You'll find more information about the Home and Student version of Office 2007, plus a link to a 60-day trial, on the Microsoft Office Online site. Also, you can buy this version of Office for only U.S. $79.99 on Amazon.com. (Note that the program is for noncommercial use only and doesn't qualify for upgrades to future Office releases.)
For more on Windows software discounts, see Scott Dunn's April 12, 2007, Top Story.
Not everyone's a fan of OpenOffice.org
There are plenty of reasons to like OpenOffice.org, not the least of which is the price — or lack thereof. Still, some people argue that you get what you pay for. Ken McLeod is among their number:
* "Yes, there are free alternatives to Office, but ...
"(1) OOo is nowhere near up to the standard of Office. It's slow, buggy, and just plain ugly. (And, btw, I hate Office as a program due to the bloat and unintuitive interface in its most recent incarnation.)
"(2) Online alternatives are sloooooooow even with a fast connection, particularly if you use any degree of complexity in a spreadsheet, etc. How like Earth people to find the worst possible way of doing something (for the user) and then make it sound like God's gift to mankind.
"(3) An overlooked alternative is WordPerfect Suite (Corel), which, while not free, is generally more competitively priced and is and always has been a better product than Office."
Visit Corel's site for more on WordPerfect Office, including a link to the trial download of the Standard Edition.
David Neeley recommends that OpenOffice.org users not standardize on Office file formats:
* "I enjoyed Scott Spanbauer's article on alternatives to MS Office. I disagree with one of his suggestions, however — that folks standardize on MS Office file formats in OpenOffice.org. ...
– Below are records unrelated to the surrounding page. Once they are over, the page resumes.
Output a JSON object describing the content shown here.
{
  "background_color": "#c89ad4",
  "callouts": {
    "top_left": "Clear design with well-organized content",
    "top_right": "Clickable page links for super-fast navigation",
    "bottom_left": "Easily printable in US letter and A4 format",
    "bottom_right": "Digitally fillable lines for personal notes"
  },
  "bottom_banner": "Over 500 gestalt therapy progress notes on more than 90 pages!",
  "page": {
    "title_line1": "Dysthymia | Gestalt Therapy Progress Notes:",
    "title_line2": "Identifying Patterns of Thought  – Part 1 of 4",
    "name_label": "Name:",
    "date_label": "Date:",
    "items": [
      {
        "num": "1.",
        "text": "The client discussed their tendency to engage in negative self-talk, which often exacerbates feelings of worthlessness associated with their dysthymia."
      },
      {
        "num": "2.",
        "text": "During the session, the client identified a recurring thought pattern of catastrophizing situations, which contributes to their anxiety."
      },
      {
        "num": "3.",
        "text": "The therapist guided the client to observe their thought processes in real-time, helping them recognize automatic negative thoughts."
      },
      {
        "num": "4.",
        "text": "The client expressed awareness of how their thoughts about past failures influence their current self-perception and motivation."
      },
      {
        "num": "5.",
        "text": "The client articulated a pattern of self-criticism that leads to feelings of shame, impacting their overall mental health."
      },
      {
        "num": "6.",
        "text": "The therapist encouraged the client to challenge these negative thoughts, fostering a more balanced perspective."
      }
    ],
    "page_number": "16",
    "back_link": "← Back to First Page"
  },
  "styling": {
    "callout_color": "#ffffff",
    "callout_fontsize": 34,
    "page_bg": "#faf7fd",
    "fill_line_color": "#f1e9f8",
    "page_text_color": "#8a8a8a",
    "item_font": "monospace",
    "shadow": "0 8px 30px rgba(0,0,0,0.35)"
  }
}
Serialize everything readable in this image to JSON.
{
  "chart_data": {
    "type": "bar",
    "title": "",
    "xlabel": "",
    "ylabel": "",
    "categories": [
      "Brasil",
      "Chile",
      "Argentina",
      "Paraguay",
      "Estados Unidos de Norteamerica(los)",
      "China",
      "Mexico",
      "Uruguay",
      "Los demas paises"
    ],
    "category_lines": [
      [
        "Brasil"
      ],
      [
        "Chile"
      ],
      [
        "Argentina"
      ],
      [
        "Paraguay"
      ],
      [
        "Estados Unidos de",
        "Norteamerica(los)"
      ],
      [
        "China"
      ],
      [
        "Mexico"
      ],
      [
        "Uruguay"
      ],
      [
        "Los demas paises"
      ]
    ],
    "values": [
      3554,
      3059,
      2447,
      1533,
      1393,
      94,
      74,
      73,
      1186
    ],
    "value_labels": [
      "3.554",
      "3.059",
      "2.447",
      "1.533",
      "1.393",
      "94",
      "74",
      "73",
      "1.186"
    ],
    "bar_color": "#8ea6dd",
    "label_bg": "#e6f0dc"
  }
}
"I have many ebooks on my computer that were originally in MS .doc format; opening them in OpenOffice.org and saving them in Open Document Text (.odt — the OpenOffice.org default) resulted in saving about two-thirds of the disk space with no loss of content.
"I've been using OpenOffice.org extensively for about three years now, both in Windows and Linux. Many of its capabilities surpass MS Office — for example, autonumbering works much better in OpenOffice.org and has been broken in every version of MS Office for at least a decade. (I worked for some years as a technical writer and had to wrestle with workarounds many times in MS Office).
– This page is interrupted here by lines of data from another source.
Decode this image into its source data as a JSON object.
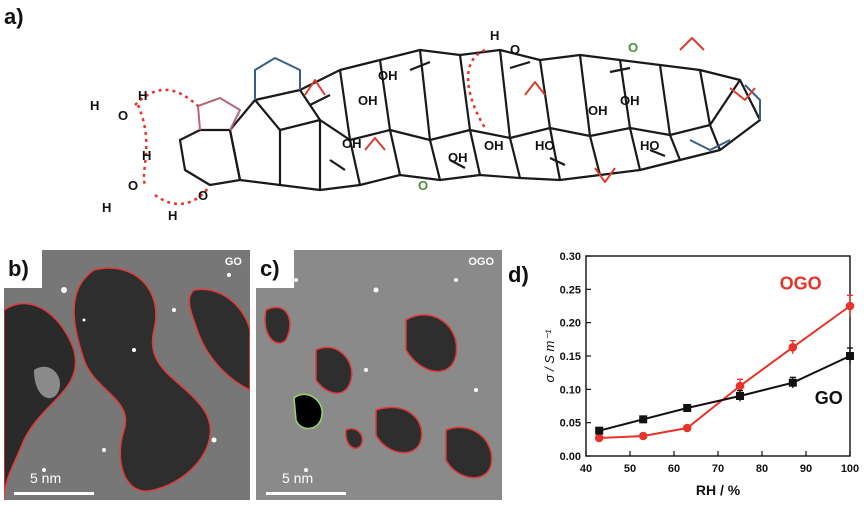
{
  "panels": {
    "a": "a)",
    "b": "b)",
    "c": "c)",
    "d": "d)"
  },
  "molecule": {
    "labels": {
      "h": "H",
      "o": "O",
      "oh": "OH",
      "ho": "HO",
      "carbonyl_o": "O"
    }
  },
  "micrographs": {
    "b": {
      "tag": "GO",
      "scale_label": "5 nm"
    },
    "c": {
      "tag": "OGO",
      "scale_label": "5 nm"
    }
  },
  "colors": {
    "ogo_series": "#e8332a",
    "go_series": "#111111",
    "lactone": "#b5687a",
    "epoxide": "#d8402e",
    "carboxyl": "#3a5d8a",
    "carbonyl": "#4e8f3a"
  },
  "chart_data": {
    "type": "line",
    "xlabel": "RH / %",
    "ylabel": "σ / S m⁻¹",
    "xlim": [
      40,
      100
    ],
    "ylim": [
      0,
      0.3
    ],
    "xticks": [
      40,
      50,
      60,
      70,
      80,
      90,
      100
    ],
    "yticks": [
      0.0,
      0.05,
      0.1,
      0.15,
      0.2,
      0.25,
      0.3
    ],
    "grid": false,
    "series": [
      {
        "name": "OGO",
        "color": "#e8332a",
        "x": [
          43,
          53,
          63,
          75,
          87,
          100
        ],
        "y": [
          0.027,
          0.03,
          0.042,
          0.105,
          0.163,
          0.225
        ],
        "err": [
          0.003,
          0.003,
          0.003,
          0.01,
          0.01,
          0.016
        ]
      },
      {
        "name": "GO",
        "color": "#111111",
        "x": [
          43,
          53,
          63,
          75,
          87,
          100
        ],
        "y": [
          0.038,
          0.055,
          0.072,
          0.09,
          0.11,
          0.15
        ],
        "err": [
          0.003,
          0.003,
          0.003,
          0.008,
          0.008,
          0.012
        ]
      }
    ]
  }
}
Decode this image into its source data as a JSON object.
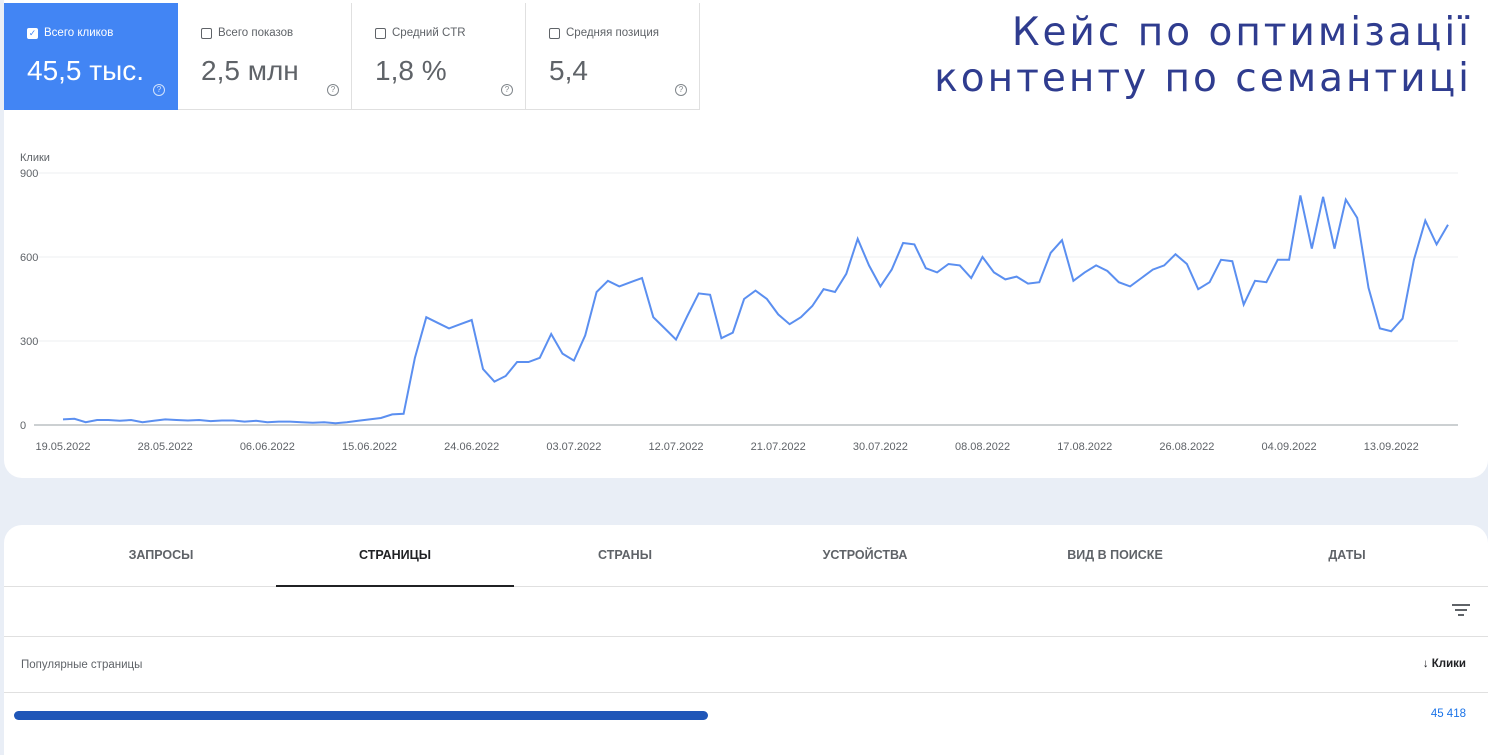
{
  "header": {
    "title_line1": "Кейс по оптимізації",
    "title_line2": "контенту по семантиці"
  },
  "metrics": [
    {
      "label": "Всего кликов",
      "value": "45,5 тыс.",
      "checked": true
    },
    {
      "label": "Всего показов",
      "value": "2,5 млн",
      "checked": false
    },
    {
      "label": "Средний CTR",
      "value": "1,8 %",
      "checked": false
    },
    {
      "label": "Средняя позиция",
      "value": "5,4",
      "checked": false
    }
  ],
  "help_glyph": "?",
  "check_glyph": "✓",
  "colors": {
    "accent": "#4285f4",
    "line": "#5b8ff0",
    "title": "#2f3c8f",
    "redaction": "#1f56b8"
  },
  "chart_data": {
    "type": "line",
    "ylabel": "Клики",
    "ylim": [
      0,
      900
    ],
    "yticks": [
      "0",
      "300",
      "600",
      "900"
    ],
    "xtick_labels": [
      "19.05.2022",
      "28.05.2022",
      "06.06.2022",
      "15.06.2022",
      "24.06.2022",
      "03.07.2022",
      "12.07.2022",
      "21.07.2022",
      "30.07.2022",
      "08.08.2022",
      "17.08.2022",
      "26.08.2022",
      "04.09.2022",
      "13.09.2022"
    ],
    "x_start": "19.05.2022",
    "x_end": "18.09.2022",
    "grid": true,
    "series": [
      {
        "values": [
          20,
          22,
          10,
          18,
          18,
          15,
          18,
          10,
          15,
          20,
          18,
          16,
          18,
          14,
          16,
          16,
          12,
          15,
          10,
          12,
          12,
          10,
          8,
          10,
          6,
          10,
          15,
          20,
          25,
          38,
          40,
          240,
          385,
          365,
          345,
          360,
          375,
          200,
          155,
          175,
          225,
          225,
          240,
          325,
          255,
          230,
          320,
          475,
          515,
          495,
          510,
          525,
          385,
          345,
          305,
          390,
          470,
          465,
          310,
          330,
          450,
          480,
          450,
          395,
          360,
          385,
          425,
          485,
          475,
          540,
          665,
          570,
          495,
          555,
          650,
          645,
          560,
          545,
          575,
          570,
          525,
          600,
          545,
          520,
          530,
          505,
          510,
          615,
          660,
          515,
          545,
          570,
          550,
          510,
          495,
          525,
          555,
          570,
          610,
          575,
          485,
          510,
          590,
          585,
          430,
          515,
          510,
          590,
          590,
          820,
          630,
          815,
          630,
          805,
          740,
          490,
          345,
          335,
          380,
          590,
          730,
          645,
          715
        ]
      }
    ]
  },
  "tabs": [
    {
      "label": "ЗАПРОСЫ",
      "active": false
    },
    {
      "label": "СТРАНИЦЫ",
      "active": true
    },
    {
      "label": "СТРАНЫ",
      "active": false
    },
    {
      "label": "УСТРОЙСТВА",
      "active": false
    },
    {
      "label": "ВИД В ПОИСКЕ",
      "active": false
    },
    {
      "label": "ДАТЫ",
      "active": false
    }
  ],
  "table": {
    "column_left": "Популярные страницы",
    "column_right": "↓ Клики",
    "rows": [
      {
        "page": "",
        "clicks": "45 418"
      }
    ]
  }
}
"Additionally, I haven't had to deal with Access databases, but this article by Solveig Haugland explains how to connect Access databases with OpenOffice Base.
"However, there are also many articles online involving the use of Base as a front end for more-powerful databases such as MySQL or PostGresQL. That gives even more power and flexibility."
It's nice to have choices, and there would appear to be plenty when it comes to productivity software. If only software developers could get that file-compatibility thing worked out!